As this data science functionality develops within organizations there's just a lot of pros and cons that we've seen, and we want people to watch out for and make the most out of, make the most out of the situation. What I wanted to say about algorithms, I don't know whether I'm a data scientist or what I do. I've been doing a data analysis for upwards of 20 years, trying to bring value for organizations. I do love the algorithms, I do love trying different ones to find the best answers.
I love trying out new algorithms to see if they get closer to an approximation of complex phenomena. I find it reassuring somehow from an existential perspective that these algorithms can provide some clarity on a trend or a phenomenom that's otherwise very illusive. That said, just because it's very interesting to me to try out learning vector quantization for a new text body that I have to see if I can calculate it better in more relative groups of text with the algorithm.

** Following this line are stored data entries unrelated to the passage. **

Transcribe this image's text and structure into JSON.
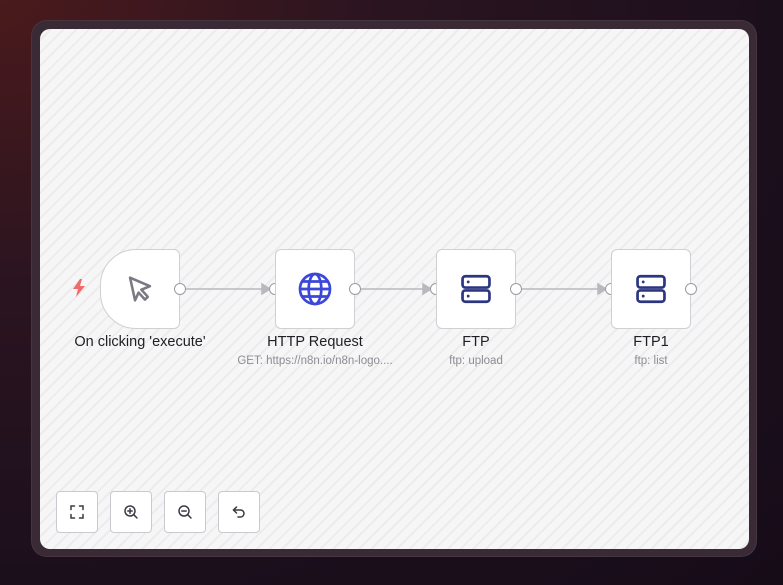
{
  "workflow": {
    "nodes": [
      {
        "name": "On clicking 'execute'",
        "subtitle": "",
        "icon": "cursor-icon"
      },
      {
        "name": "HTTP Request",
        "subtitle": "GET: https://n8n.io/n8n-logo....",
        "icon": "globe-icon"
      },
      {
        "name": "FTP",
        "subtitle": "ftp: upload",
        "icon": "server-icon"
      },
      {
        "name": "FTP1",
        "subtitle": "ftp: list",
        "icon": "server-icon"
      }
    ]
  },
  "controls": {
    "fit_view": {
      "icon": "fullscreen-icon"
    },
    "zoom_in": {
      "icon": "zoom-in-icon"
    },
    "zoom_out": {
      "icon": "zoom-out-icon"
    },
    "reset": {
      "icon": "undo-icon"
    }
  },
  "colors": {
    "trigger_bolt": "#ef6b6b",
    "globe": "#3b47d8",
    "server": "#2c3580",
    "edge": "#b8b8be"
  }
}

If I can do it effectively with an algorithm that I already know, I'm not sure I'm making the best use of my organization's time by just exploring that algorithm. If I can do it quickly and efficiently and in a robust environment that's fine, but if I can't then I'm probably better off limiting myself to the algorithms that I know well, that I know are going to give me some good results instead of just feeding my intellectual curiosity.
I think that's a balance we have to seek. Innovations and algorithms, that has to come somewhere and, yeah if it doesn't come from us who is it going to come from? Yeah, I think we definitely have to seek a healthy balance between the intellectual curiosity that we have in trying out new algorithms and getting certain tasks done.